Największa betlyjka na Śląsku powstaje w kościele św. Józefa w Zabrzu. Do przeniesienia najcięższej rzeźby - wykonanego w skali 1:1 wielbłąda - potrzeba co najmniej pięciu silnych mężczyzn. Kiedyś było jeszcze trudniej, ale okazało się, że wielbłąda można rozłożyć na części - odkręcić tułów, głowę i nogi.
O kościele św. Józefa w Zabrzu historycy sztuki mówią, że jest światłem malowany. Dominicus Boehm, wielki niemiecki architekt, zamiast na typowe dla wielu obiektów sakralnych zdobienia i malowidła, postawił na piękną ascetyczną formę. Surowe mury odmieniają się tylko raz w roku - w trakcie Bożego Narodzenia całą przestrzeń głównego ołtarza zajmuje olbrzymia betlyjka z figurami zwierząt i ludzi wykonanymi w skali 1:1.
Największy i najcięższy jest wielbłąd.

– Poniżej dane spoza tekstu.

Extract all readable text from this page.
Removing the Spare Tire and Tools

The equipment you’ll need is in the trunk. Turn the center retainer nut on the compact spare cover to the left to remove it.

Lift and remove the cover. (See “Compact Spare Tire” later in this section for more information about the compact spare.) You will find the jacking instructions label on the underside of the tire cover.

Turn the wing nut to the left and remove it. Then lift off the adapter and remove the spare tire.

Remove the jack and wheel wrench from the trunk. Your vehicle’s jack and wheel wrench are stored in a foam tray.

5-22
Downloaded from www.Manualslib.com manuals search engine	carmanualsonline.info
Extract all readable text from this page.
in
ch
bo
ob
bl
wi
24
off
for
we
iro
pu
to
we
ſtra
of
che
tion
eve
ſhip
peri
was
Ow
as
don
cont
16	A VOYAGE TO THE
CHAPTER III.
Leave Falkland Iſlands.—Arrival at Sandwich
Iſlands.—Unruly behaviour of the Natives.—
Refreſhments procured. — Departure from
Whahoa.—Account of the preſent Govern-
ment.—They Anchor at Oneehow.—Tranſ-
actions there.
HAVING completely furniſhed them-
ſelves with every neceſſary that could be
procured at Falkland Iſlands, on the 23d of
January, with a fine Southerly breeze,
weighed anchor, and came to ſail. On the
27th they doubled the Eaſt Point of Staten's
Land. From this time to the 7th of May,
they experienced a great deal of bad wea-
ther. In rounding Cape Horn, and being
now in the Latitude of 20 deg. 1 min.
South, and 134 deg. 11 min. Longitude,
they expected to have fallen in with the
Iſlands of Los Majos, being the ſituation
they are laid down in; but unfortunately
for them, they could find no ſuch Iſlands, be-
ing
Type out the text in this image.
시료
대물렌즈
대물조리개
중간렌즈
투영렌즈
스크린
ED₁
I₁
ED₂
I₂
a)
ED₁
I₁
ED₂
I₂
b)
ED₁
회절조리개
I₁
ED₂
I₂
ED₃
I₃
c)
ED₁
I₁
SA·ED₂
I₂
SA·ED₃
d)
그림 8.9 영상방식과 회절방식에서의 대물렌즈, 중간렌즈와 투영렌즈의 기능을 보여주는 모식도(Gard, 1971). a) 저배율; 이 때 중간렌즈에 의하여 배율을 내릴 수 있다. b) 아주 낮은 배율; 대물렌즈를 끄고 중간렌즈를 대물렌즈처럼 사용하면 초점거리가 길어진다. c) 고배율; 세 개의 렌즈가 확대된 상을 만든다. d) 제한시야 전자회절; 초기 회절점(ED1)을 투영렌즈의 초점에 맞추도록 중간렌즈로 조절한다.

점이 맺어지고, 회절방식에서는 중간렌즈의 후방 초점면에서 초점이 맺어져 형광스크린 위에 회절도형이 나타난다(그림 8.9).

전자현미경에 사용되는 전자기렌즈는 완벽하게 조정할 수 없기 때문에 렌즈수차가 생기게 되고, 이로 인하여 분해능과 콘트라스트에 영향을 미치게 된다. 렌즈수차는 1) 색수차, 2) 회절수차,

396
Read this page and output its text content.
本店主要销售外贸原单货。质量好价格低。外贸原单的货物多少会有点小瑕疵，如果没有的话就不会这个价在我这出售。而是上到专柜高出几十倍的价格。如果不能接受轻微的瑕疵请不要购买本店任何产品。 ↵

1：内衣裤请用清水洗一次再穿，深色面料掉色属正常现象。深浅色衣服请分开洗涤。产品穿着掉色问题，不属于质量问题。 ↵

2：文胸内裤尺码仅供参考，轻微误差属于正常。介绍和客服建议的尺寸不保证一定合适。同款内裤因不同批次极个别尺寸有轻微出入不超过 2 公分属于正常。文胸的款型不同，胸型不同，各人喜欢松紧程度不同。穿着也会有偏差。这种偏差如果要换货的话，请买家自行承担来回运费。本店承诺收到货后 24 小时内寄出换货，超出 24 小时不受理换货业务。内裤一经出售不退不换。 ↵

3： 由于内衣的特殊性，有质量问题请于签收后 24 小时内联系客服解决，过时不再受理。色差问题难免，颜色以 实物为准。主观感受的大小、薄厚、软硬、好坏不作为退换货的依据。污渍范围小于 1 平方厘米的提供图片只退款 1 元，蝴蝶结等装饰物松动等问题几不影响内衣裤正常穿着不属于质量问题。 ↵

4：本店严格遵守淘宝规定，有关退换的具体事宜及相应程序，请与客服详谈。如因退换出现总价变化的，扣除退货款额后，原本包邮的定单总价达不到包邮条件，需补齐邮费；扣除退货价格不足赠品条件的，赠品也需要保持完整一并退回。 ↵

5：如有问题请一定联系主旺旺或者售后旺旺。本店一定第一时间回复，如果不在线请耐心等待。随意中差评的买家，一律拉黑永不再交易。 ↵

Waży co najmniej ćwierć tony, ale kilkadziesiąt lat temu, zanim drewno, z którego został wyrzeźbiony, wyschło, był kilka razy cięższy. Żeby wnieść go po stopniach ołtarza, potrzeba czterech silnych mężczyzn i piątego, który ich asekuruje. Od wielbłąda większy miał być jeszcze słoń. Jednak Franciszek Masorz, który jest autorem większości rzeźb z zabrzańskiej betlyjki, zmarł zanim zdążył go zrobić.
Przy montowaniu zabrzańskiej szopki przez tydzień pracuje kilku ludzi, wśród nich emerytowany górnik, pracownik samorządowy i specjalista z dużej spółki informatycznej. Co roku coś ulepszają. Najtrudniejszym wyzwaniem było wciągnięcia pod sklepienie kościoła olbrzymiego tła - wymagało sprawności fizycznej i dobrej koordynacji.
55-letni Jan Świderski, emerytowany górnik, jest w parafii św. Józefa kościelnym. Młodszy od niego o dziewięć lat Jacek Dymkowski jest pracownikiem samorządowym w Gliwicach. Trzej najmłodsi, Ryszard Marszałek, Arkadiusz Kozioł i Marian Zdziebło, jeszcze nie mają czterdziestki.